Contrary to popular belief, Lucini argues, synthetic data is neither automatically private nor privacy-preserving. If not implemented with the right controls and testing, synthetic data generation can still lead to privacy leaks.
"Generative models can be a ‘black box.’ To ensure responsible use, they require rigorous validation, which the industry has not yet fully developed. We have to approach synthetic data with great care to avoid unintended consequences," says Natalya Spicer, a Synthetic Data Product Manager at SAS.

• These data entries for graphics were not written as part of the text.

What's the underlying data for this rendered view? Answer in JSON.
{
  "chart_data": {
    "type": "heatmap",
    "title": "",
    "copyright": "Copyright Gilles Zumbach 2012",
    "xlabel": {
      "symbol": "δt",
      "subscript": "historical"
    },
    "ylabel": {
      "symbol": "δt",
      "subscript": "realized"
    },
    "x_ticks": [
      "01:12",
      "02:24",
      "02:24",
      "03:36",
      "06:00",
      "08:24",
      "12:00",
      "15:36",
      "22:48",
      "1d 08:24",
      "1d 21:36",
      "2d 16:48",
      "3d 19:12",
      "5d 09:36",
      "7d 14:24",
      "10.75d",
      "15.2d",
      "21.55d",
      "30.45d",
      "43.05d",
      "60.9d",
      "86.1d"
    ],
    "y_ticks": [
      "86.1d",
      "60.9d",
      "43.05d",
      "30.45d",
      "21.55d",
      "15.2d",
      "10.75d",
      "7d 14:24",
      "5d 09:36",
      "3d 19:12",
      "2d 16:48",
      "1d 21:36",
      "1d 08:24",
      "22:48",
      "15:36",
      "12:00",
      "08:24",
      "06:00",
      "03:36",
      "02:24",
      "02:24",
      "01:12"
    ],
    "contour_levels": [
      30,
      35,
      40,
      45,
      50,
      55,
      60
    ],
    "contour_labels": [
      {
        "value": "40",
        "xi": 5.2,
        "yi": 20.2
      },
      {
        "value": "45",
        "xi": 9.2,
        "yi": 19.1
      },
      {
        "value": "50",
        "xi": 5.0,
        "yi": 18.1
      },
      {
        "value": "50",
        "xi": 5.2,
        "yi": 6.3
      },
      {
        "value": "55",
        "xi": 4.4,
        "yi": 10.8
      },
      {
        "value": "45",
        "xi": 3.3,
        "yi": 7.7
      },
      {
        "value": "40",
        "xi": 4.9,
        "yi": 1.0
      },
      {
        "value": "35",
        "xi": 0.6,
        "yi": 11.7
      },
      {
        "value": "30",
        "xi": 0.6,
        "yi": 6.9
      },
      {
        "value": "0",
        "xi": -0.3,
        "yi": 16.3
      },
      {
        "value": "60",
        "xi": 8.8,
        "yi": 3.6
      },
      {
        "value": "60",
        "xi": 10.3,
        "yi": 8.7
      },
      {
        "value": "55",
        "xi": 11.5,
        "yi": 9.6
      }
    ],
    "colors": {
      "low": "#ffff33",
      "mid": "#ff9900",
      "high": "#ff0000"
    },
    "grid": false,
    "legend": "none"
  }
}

The right to privacy is black and white – we can regulate it, put rules around it, and everyone can be bound by those rules. Fairness and bias are not as simple to regulate. If those subjective decisions are left to individuals, the consequences could have long-term consequences. So we need enterprise-level governance until there are more comprehensive government regulations.
“We built SAS® Viya® to serve as an enterprise platform for the compliant use of data and analytics, which is crucial with the acceleration of AI and synthetic data,” says Spicer. “SAS Viya has full traceability regarding how models are created, all the way back to raw data and the models used to analyze its accuracy.”
The future of synthetic data and AI
As artificial intelligence and data science advance, synthetic data will become increasingly important. The synergy between synthetic data and emerging techniques will enable the creation of even more sophisticated and realistic synthetic data sets, further pushing the boundaries of what is possible.
Governance will play an important role as the use of synthetic data evolves. Organizations must implement robust governance frameworks, data auditing practices, and clear communication around the limitations and appropriate use cases for synthetic data. Policies for labeling and identifying the use of synthetic data will also become crucial to avoid misuse and misunderstanding. By embracing the power of synthetic data, data scientists can unlock new frontiers of innovation, develop more robust and reliable AI models, and drive transformation that positively impacts our world.